La recourante se réfère aussi au principe de
l’autonomie communale pour en déduire que, dès lors que la commune n’envisage
en aucune manière le déclassement de la parcelle n° 1455, l’instauration
d’une zone réservée cantonale enfreint le principe de proportionnalité. Cette
approche est justifiée comme suit dans le document intitulé "Limite du
redimensionnement hors-centre" établi par le Bureau d'urbanistes
Repetti Sàrl pour le compte de la commune daté du 16 mai 2018:
"D'autre part, la
Municipalité a également considéré dans sa pesée d'intérêts les critères de la
constructibilité du terrain, de sa disponibilité, ou encore de l'intérêt de sa
construction afin d'évaluer ces réserves. Elle estime dès lors que les
parcelles ayant fait l'objet d'un équipement récent doivent être maintenues en
zone à bâtir selon les conditions du règlement actuel, même si ces dernières
sont situées à la périphérie du territoire urbanisé. La Municipalité précise
que les parcelles concernées par ce cas de figure seront à nouveau évaluées
dans le cadre de la révision du Plan général d'affectation (PGA), en tenant
compte soit de la construction de la parcelle, soit de l'abandon du projet de
construction.
A terme, la Municipalité propose
de conserver un statut quo pour ces parcelles, dans le sens où aucune
densification ou nouvelle zone à bâtir ne sont prévues pour le secteur
hors-centre et où une réduction de la densité irait à l'encontre des nouvelles
dispositions légales".
Certes, en droit cantonal vaudois, les communes
jouissent d'une autonomie maintes fois reconnue lorsqu'elles définissent, par
des plans, l'affectation de leur territoire et lorsqu'elles appliquent le droit
des constructions (art. 139 al. 1 let. d de la Constitution du Canton de Vaud
du 14 avril 2003 [Cst./VD; BLV 101.01] et 4 al. 4 LATC; cf. notamment ATF 115 Ia 114 consid.

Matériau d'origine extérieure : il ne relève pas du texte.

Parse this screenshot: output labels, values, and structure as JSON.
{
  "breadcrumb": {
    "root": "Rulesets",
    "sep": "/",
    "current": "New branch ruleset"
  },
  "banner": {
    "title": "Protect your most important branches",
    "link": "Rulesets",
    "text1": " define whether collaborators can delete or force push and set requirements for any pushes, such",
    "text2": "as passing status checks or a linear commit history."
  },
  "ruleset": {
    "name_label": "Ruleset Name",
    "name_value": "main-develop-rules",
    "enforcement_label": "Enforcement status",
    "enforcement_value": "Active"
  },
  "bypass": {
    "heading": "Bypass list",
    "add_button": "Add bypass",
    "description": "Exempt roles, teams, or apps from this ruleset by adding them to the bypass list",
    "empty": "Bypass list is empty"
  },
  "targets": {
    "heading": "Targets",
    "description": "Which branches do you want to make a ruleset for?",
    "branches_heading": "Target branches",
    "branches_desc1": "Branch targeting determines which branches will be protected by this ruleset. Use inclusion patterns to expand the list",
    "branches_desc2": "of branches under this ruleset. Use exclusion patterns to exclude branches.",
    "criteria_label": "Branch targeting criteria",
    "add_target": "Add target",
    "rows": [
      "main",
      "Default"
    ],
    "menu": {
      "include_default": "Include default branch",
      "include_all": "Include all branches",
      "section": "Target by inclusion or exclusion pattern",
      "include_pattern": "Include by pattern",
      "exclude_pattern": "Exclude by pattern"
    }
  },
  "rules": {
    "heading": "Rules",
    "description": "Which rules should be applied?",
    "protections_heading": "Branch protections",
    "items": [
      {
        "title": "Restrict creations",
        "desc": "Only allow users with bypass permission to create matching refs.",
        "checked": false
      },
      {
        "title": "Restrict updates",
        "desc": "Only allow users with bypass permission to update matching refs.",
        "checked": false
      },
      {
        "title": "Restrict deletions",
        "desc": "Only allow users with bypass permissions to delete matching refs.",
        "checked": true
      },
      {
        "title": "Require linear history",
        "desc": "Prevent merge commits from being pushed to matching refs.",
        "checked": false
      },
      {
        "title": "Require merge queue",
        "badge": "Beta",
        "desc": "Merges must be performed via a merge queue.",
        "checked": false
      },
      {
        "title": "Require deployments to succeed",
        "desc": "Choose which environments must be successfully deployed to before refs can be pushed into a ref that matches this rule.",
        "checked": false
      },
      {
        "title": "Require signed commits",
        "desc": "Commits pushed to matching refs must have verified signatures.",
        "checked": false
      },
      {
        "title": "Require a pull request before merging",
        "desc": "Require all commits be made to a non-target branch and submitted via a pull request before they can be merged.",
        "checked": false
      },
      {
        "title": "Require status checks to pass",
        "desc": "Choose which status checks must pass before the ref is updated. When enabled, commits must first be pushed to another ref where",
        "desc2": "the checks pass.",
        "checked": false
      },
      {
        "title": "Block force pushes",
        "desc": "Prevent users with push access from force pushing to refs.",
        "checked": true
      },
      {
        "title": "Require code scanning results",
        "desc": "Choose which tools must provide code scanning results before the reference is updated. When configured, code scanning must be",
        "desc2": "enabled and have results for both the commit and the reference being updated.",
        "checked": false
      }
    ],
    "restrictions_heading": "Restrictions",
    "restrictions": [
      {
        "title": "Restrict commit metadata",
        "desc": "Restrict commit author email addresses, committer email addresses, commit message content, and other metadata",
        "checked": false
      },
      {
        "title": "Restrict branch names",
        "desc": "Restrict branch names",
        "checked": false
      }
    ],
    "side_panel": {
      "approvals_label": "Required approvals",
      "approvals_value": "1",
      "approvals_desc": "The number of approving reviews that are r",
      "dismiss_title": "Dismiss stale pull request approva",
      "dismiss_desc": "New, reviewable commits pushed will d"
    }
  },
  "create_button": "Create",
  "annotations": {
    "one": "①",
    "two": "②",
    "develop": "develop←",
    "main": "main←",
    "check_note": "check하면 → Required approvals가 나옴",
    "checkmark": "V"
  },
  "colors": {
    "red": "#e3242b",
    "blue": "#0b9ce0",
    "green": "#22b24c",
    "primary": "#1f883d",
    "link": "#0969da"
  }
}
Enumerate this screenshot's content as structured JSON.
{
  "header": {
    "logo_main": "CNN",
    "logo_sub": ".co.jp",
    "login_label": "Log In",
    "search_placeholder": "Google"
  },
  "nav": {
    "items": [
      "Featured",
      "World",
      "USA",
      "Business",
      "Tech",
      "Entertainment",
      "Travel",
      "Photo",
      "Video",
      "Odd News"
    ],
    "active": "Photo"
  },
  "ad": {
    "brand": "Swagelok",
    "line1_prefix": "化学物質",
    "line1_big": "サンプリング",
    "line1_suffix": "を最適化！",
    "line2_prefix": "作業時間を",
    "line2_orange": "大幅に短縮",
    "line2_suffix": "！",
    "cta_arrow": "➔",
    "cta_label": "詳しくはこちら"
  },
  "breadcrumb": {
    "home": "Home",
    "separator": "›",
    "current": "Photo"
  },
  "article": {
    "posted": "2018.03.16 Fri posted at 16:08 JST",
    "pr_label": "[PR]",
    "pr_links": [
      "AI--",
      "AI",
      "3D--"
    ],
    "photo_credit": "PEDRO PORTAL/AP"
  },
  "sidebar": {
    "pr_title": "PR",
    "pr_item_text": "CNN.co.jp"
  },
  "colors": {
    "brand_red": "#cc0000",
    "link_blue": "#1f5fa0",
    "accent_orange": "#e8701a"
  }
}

3d p. 118 s.; arrêts TF 1C_424/2014 du 26 mai 2015 consid. 4.1.1 et les
références citées,1C_365/2010 du 18 janvier 2011 consid. 2). Cela se justifie
notamment par le fait que les autorités communales sont mieux à même
d'appréhender les circonstances locales. En l'occurrence, il faut cependant
souligner que la décision attaquée ne restreint pas la marge de manœuvre dont
peut bénéficier la commune dans le cadre de la révision de son plan
d'affectation. La commune garde la possibilité de maintenir la parcelle n° 1455
en zone à bâtir si elle redimensionne correctement par ailleurs les zones
constructibles, de manière à respecter les exigences de la LAT (notamment de
l'art. 15 al. 2 LAT) et du PDCn. Il n'y a dès lors pas lieu de retenir que
l'instauration d'une zone réservée cantonale porte atteinte aux prérogatives
communales en matière d'aménagement du territoire.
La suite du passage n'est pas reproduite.